The state Department of Health updated its COVID- 19 guidance for schools Monday, calling for “multiple- layered prevention strategies” that prioritize in-person instruction on campuses across the state.
Acting state Epidemiologist Sarah Kemble said the guidance emphasizes the promotion of vaccinations for students, teachers and staff; COVID-19 screening; keeping students 3 feet apart where possible; and increased ventilation of classrooms, among other things.
The guidance, updated eight days before the Aug. 3 first day of public school, generally follows the recommendations for schools released by the Centers for Disease Control and Prevention earlier this month.
But it goes a step further in recommending that all teachers, staff and students wear masks regardless of their vaccination status. The guidance calls for wearing a mask indoors as well as in crowded situations outside.
The July 9 CDC guidance says masks are needed indoors only by individuals who are not fully vaccinated.
Kemble said the state decided to recommend masks for everyone “for operational reasons and equity issues.”
The new guidelines were released as the state experiences a spike of new COVID- 19 cases. Monday marked the 12th straight day of triple-digit new infections in Hawaii as the delta variant spreads across the islands.
Despite the surge, the guidance prioritizes full in-person opening of school campuses in what Kemble called an acknowledgement of the toll that online learning took on many students last year.
“We really have faced a crisis over the last year for children being sometimes faced with mental health issues from being in remote learning,” the epidemiologist said. “Getting back to school is such a core part of moving back to a normal place for our society.”
Cast aside are previous recommendations for physical barriers, limits on the number of students to a bus seat and community disease thresholds for schools to switch to different learning modes.
In addition, there is no requirement for a negative COVID-19 test or a clinician’s note to return to school after isolation and quarantine.
Kemble said growing evidence indicates that schools are not amplifiers of COVID-19 transmission.
Kemble said that while an increasing number of children under 12 are being infected with the delta variant, the greatest risk of transmission still comes from unvaccinated adults.

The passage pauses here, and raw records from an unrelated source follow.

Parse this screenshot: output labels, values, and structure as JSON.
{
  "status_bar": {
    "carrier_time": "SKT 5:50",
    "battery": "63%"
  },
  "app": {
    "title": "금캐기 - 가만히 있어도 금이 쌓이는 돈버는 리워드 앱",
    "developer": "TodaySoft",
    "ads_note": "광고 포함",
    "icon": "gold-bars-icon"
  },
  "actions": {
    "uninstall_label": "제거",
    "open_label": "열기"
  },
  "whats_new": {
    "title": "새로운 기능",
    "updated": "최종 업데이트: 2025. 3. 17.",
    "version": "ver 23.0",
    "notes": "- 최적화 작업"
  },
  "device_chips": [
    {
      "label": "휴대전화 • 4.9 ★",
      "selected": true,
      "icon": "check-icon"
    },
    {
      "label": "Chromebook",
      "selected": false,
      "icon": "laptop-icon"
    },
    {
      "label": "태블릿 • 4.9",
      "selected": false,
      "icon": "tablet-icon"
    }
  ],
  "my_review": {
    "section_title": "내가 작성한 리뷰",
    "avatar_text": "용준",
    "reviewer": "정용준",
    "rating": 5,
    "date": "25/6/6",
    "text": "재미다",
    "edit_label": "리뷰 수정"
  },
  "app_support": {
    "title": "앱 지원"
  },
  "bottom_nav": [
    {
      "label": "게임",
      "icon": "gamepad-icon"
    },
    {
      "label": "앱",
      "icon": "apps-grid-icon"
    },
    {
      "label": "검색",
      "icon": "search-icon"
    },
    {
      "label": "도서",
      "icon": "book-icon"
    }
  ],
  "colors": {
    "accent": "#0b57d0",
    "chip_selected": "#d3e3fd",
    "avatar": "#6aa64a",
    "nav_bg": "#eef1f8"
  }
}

She urged anyone who comes into contact with children to get vaccinated.
“It really is critical,” she implored. “This is for our keiki.”
Currently, vaccinations are authorized only for children age 12 and older.
Deputy schools Superintendent Phyllis Unebasami said school administrators worked with the Department of Health on the recommendations and are preparing to implement them for the new school year.
According to guidance, schools should consider screening for all teachers and staff who have not been fully vaccinated, regardless of the level of community transmission.
The guidance also suggests screening for those who are not fully vaccinated to allow for safe participation in extracurricular activities such as football, band and chorus.
Hawaii State Teachers Association President Osa Tui Jr. said teachers appreciate the mask guidance but are disappointed it was silent on distance learning and the fact that some teachers are still being asked to teach online and in class simultaneously, despite disastrous results last year.
Julie Reyes Oda, head of HSTA’s Leeward Chapter, said teachers are also worried about crowded faculty meetings. She said the guidance should offer other options.
Mireille Ellsworth, an English teacher at Waiakea High School in Hilo and head of the social media group Hawai‘i for a Safe Return to Schools, said she was disappointed with the guidance.
“There are a lot of pukas,” she said. “It’s half done. You cannot address the pandemic by patching together layers of mitigation and hoping for the best. Our keiki are too precious.”